The plan also includes $20m to reduce emissions in the agricultural sector, another $15.3m for a carbon farming program, and a $3,000 payment for Victorians who buy zero-emissions vehicles.

The government said it planned to reduce emissions by 28-33% by 2025 and 45-50% by 2030 compared with 2005 levels, a move it said would put Victoria “at the forefront of Australia’s climate change action”.

The announcement was welcomed as ambitious but sober by a major industry lobby group. Conservationists said it did not go far enough for the state to play its part in meeting science-based emissions reduction targets.

In a statement, the government said Victoria was “already taking world-leading action to prevent the worst impacts of climate change”, as the first Australian state and one of the first jurisdictions in the world to legislate net zero emissions by 2050, with five yearly targets to make sure we get there”.

It pointed out the state had already cut its emissions by 24.8% based on 2005 levels, which meant it had achieved its 2020 target two years early.

The cuts will largely be tied to the closure of at least one more of the state’s brown coal-fired power plants later this decade, which may be brought forward due to an influx of renewable energy supported by a state government target. A significant part of the reduction to date was due to the massive Hazelwood coal generator shutting in 2017, which was not a government decision.

Climate change minister Lily D’Ambrosio said the announcement “puts Victoria shoulder to shoulder with the world’s major economies and leaders. This will reduce emissions and create jobs across the economy – from agriculture to transport to energy”.

But Environment Victoria CEO Jono La Nauze said that while the targets “pile even more pressure” on the federal government to increase its own emissions targets they fell “far short” on what was needed to keep global heating below 1.5C.

“By announcing targets of 45-50% by 2030, Victoria has almost matched the recent US pledge of 50-52%, but the science is clear we need to act much faster. Judged against what we need to do to stop the climate crisis, these targets fall far short,” he said.

“US Climate Envoy John Kerry himself last week conceded that the US target of 50-52% cuts is not enough, and neither is Victoria’s target.

“The federal Coalition’s decade of sabotage and delay on climate has limited what can be achieved in the next decade here in Victoria, and for that they must be held accountable.

“This has to be the start of a decade in which climate action is an absolute top priority for the Victorian government. Every decision matters.”

The announcement was welcomed by industry groups.

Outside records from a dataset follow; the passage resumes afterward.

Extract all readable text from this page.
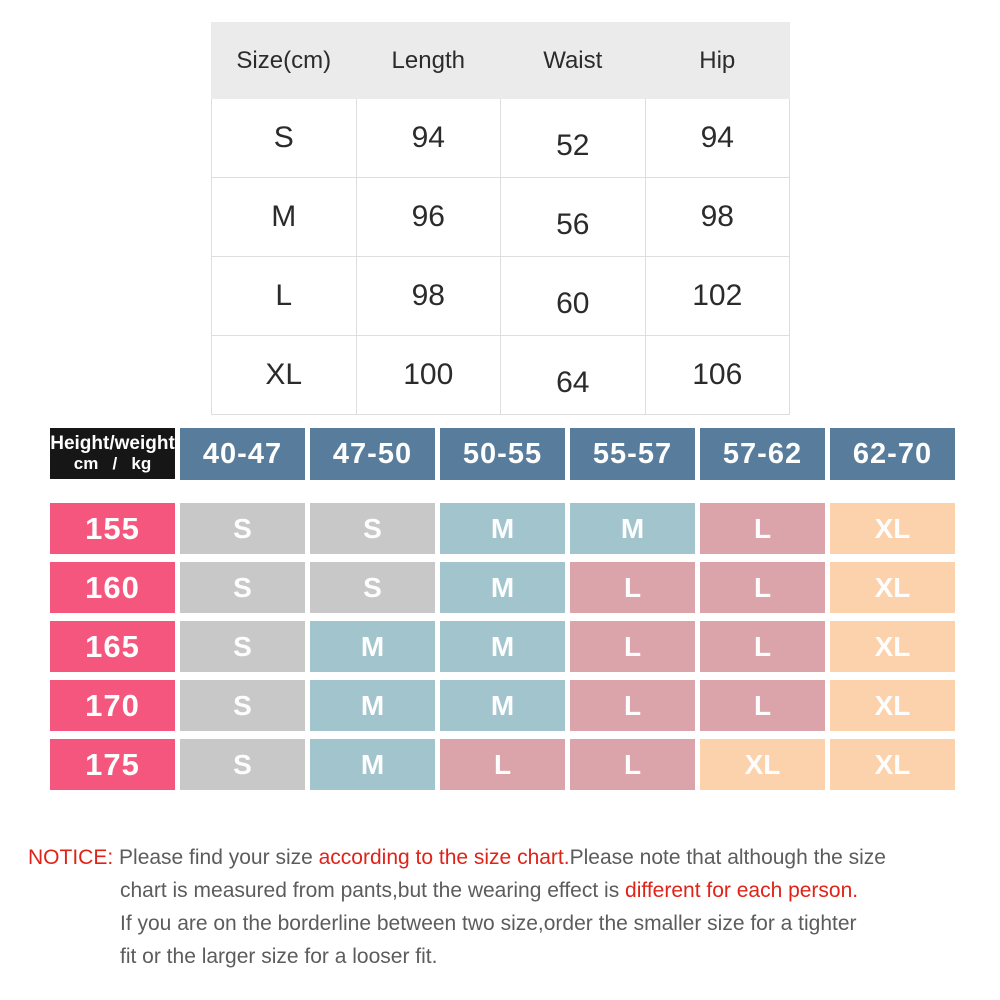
Size(cm)	Length	Waist	Hip
S	94	52	94
M	96	56	98
L	98	60	102
XL	100	64	106
Height/weight
cm   /   kg	40-47	47-50	50-55	55-57	57-62	62-70
155	S	S	M	M	L	XL
160	S	S	M	L	L	XL
165	S	M	M	L	L	XL
170	S	M	M	L	L	XL
175	S	M	L	L	XL	XL
NOTICE: Please find your size according to the size chart.Please note that although the size
chart is measured from pants,but the wearing effect is different for each person.
If you are on the borderline between two size,order the smaller size for a tighter
fit or the larger size for a looser fit.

In a statement, Tim Piper, the Victorian head of the national employment organisation Ai Group, said the targets, while ambitious, “also show a sober regard for the challenges in further accelerating an already rapid rate of change”.

“Nationally consistent approaches are typically preferable to build scale and offer a simpler environment for businesses that operate across Australia,” he said.

“We hope for fuller collaboration between the states and the federal government as net zero emissions goals become universal. The truly heavy lifting will come as we look beyond the electricity sector and beyond 2030. Today’s announcements flag a lot more work to come.

“On existing trends, especially in electricity, Victoria’s 2025 and 2030 targets look achievable; the state is halfway there already. But we should not underestimate the work needed to keep the electricity sector stable through that transition.”